La classe moyenne est souvent présentée comme un amalgame de diverses positions de classe regroupées. Il y a une part de vérité là-dedans. La classe moyenne est hétérogène même si elle est minoritaire dans la société. Mais au lieu de partir des niveaux de revenu moyens, ou des professions particulières de la «classe moyenne», ou de la façon dont les gens s’identifient, pour mieux comprendre ou définir la classe moyenne, nous devons examiner ses membres par rapport à la production et à la classe capitaliste. et la classe ouvrière.

Dans les années 1970, le sociologue marxiste Erik Olin Wright posait pour cela trois questions : possèdent-ils ou contrôlent-ils les moyens de production ? Contrôlent-ils leur propre travail dans un sens substantiel ? Contrôlent-ils le travail des autres ? Pour la classe capitaliste, la réponse à ces trois questions est oui, pour la classe ouvrière, non. Pour les différents groupes qui composent la classe moyenne, la réponse est « ça dépend ».

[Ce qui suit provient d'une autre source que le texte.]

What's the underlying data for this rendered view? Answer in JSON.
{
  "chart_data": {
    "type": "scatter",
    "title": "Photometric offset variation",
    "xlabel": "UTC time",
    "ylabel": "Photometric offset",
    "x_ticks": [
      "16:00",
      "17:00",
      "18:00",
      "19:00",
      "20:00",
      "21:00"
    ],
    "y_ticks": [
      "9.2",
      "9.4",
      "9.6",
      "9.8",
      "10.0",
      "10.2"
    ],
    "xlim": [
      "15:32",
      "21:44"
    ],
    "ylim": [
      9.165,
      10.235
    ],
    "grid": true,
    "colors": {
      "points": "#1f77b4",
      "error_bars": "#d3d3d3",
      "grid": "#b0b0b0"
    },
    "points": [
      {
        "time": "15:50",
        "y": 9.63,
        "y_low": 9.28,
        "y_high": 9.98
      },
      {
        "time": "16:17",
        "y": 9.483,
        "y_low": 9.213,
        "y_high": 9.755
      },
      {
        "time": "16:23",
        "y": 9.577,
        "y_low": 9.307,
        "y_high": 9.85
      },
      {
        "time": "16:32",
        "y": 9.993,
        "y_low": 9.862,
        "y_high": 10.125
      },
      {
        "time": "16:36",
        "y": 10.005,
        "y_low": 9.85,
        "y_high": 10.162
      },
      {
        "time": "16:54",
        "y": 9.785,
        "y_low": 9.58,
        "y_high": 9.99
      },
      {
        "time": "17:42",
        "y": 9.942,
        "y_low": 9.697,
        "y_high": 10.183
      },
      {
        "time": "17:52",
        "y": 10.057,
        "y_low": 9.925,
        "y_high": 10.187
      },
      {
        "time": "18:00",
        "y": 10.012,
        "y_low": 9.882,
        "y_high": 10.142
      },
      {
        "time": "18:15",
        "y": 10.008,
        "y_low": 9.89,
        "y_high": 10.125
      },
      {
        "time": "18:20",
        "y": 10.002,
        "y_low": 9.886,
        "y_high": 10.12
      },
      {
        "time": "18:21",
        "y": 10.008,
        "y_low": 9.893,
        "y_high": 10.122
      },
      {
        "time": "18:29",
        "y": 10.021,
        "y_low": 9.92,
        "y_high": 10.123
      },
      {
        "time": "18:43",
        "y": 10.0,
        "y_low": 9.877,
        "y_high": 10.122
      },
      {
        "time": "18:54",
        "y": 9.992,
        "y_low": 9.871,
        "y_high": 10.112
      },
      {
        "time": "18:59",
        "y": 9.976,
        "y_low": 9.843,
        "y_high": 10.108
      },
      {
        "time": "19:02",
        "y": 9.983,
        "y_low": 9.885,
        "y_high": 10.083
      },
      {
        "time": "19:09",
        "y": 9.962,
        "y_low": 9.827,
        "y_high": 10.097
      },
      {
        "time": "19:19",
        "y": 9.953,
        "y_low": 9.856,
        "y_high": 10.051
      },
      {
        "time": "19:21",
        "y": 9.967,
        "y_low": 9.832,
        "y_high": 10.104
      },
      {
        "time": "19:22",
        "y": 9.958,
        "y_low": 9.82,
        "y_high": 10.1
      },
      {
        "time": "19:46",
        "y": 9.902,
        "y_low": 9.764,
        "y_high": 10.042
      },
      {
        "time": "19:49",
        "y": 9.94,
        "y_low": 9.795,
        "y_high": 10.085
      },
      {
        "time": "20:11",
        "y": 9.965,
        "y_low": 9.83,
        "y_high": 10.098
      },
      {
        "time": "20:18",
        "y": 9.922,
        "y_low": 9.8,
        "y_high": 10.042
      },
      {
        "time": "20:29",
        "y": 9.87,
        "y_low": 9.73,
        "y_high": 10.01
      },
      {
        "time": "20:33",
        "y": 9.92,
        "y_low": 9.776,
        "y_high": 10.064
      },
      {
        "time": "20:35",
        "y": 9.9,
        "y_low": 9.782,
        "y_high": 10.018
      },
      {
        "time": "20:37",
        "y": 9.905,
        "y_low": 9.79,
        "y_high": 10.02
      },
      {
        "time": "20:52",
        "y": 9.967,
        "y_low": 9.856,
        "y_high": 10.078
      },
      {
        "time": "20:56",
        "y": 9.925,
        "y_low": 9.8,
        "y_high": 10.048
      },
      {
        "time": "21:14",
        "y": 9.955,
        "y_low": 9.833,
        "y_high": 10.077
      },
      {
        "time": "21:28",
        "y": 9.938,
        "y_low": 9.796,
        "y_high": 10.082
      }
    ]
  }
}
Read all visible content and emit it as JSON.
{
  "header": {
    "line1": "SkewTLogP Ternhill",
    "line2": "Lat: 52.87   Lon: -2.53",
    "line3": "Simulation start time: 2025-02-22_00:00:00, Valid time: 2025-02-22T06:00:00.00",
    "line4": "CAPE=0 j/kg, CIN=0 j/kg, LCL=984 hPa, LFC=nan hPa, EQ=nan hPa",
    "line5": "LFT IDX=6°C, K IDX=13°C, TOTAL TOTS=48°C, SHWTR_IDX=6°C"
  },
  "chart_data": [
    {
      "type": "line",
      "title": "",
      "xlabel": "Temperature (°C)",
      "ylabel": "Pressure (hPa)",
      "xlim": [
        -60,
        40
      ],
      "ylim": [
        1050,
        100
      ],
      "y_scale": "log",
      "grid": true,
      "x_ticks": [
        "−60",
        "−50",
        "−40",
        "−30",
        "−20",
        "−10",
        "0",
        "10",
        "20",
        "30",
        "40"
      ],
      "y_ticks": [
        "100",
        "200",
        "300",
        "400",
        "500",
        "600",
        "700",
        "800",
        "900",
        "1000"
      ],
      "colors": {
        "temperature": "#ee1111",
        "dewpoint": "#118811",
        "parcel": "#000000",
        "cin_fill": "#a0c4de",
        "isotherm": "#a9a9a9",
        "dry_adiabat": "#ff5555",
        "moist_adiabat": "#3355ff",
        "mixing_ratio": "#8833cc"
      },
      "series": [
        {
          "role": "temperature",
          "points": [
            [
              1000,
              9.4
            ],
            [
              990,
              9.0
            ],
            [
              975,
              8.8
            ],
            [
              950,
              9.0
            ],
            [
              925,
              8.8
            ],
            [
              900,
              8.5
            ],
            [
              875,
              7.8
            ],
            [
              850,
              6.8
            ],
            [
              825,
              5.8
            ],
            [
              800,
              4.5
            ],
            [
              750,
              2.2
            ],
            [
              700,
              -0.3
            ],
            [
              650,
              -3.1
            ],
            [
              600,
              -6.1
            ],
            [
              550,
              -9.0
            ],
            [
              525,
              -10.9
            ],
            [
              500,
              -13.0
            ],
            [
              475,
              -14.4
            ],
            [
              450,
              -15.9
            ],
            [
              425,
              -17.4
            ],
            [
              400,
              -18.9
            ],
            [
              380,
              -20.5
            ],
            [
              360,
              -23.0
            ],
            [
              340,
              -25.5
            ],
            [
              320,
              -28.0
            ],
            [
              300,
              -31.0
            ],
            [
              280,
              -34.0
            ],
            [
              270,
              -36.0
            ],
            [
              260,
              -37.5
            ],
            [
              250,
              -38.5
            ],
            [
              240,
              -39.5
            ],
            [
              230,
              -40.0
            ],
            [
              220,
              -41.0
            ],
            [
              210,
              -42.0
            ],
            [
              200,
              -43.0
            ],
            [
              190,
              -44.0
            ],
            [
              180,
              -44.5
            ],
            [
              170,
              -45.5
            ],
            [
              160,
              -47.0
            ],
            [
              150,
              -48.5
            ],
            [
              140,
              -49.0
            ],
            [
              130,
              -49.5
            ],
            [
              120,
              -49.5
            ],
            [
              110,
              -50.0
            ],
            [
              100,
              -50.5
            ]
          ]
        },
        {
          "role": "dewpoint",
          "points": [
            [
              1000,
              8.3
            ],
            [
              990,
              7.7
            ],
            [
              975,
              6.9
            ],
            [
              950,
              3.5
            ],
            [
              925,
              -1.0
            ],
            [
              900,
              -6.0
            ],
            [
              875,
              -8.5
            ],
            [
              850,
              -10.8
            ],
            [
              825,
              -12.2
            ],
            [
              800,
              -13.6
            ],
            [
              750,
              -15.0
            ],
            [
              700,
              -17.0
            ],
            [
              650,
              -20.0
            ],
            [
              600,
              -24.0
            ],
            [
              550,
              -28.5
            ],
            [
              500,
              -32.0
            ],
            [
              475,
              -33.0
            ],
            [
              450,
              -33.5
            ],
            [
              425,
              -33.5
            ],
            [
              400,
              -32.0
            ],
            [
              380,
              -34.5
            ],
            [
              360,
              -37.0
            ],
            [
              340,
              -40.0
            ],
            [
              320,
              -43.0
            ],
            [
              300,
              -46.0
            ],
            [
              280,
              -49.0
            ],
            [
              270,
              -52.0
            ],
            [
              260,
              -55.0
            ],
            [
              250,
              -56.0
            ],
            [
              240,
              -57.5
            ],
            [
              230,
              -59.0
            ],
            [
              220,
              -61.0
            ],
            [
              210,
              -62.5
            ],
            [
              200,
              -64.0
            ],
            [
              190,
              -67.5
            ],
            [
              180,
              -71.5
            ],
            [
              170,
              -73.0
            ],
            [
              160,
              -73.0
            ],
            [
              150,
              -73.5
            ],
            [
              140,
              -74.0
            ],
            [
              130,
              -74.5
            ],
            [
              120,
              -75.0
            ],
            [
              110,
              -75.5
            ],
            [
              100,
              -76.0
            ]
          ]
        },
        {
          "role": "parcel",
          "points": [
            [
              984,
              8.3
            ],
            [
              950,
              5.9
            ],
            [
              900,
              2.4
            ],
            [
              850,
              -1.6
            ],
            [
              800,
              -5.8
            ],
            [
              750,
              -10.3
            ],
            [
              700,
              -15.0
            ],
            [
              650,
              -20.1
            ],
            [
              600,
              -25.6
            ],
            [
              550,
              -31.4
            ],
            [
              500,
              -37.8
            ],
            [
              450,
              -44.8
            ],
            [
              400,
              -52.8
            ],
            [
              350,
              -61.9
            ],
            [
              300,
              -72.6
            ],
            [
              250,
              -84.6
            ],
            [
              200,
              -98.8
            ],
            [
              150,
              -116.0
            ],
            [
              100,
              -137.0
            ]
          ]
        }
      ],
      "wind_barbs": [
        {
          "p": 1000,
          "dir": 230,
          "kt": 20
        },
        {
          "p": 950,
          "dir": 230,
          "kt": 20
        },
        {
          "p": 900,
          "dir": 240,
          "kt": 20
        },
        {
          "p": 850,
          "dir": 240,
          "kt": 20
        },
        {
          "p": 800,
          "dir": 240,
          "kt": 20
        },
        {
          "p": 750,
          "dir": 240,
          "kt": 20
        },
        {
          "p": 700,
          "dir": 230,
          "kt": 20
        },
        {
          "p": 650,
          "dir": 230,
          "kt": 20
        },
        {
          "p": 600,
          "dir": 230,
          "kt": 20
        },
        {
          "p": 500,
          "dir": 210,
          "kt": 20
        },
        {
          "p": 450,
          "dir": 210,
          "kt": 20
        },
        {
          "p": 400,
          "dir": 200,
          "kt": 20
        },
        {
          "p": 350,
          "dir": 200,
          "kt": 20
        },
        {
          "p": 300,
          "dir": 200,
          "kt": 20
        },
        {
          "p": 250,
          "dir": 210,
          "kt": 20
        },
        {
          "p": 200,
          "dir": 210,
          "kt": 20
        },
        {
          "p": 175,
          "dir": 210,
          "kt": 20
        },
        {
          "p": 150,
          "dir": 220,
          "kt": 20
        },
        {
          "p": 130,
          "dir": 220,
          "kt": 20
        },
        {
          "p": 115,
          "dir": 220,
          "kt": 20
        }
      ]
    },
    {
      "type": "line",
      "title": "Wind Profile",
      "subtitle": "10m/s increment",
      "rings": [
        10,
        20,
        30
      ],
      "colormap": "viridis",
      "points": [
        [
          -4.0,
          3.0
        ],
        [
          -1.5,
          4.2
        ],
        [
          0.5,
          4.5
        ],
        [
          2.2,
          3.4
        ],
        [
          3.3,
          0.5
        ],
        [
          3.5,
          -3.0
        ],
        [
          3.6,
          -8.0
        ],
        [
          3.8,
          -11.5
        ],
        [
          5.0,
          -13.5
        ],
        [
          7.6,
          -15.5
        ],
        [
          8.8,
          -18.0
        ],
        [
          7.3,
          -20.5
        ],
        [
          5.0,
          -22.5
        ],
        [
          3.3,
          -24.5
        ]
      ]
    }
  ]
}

Entre le capital et le travail, trois groupes clés composent la classe moyenne. La première est la « classe moyenne traditionnelle » : les propriétaires de petites entreprises et les commerçants indépendants, des propriétaires de café aux petits métiers comme les entreprises de plomberie, les coiffeurs ou les cabinets médicaux. Dans les campagnes d’une grande partie du monde, les petits agriculteurs et les paysans entrent dans cette catégorie. Alors qu’ils sont dApparaissant dans les économies avancées, cette classe moyenne rurale et agricole reste la plus importante sous-section de la classe moyenne mondiale.

Deuxièmement, à mesure que le capitalisme s’est développé, ce que l’on appelle souvent « la nouvelle classe moyenne » s’est développée. Ce sont des employés plutôt que des propriétaires de petites entreprises, mais qui se distinguent de la classe ouvrière par leur rôle de gestionnaires du travail des autres.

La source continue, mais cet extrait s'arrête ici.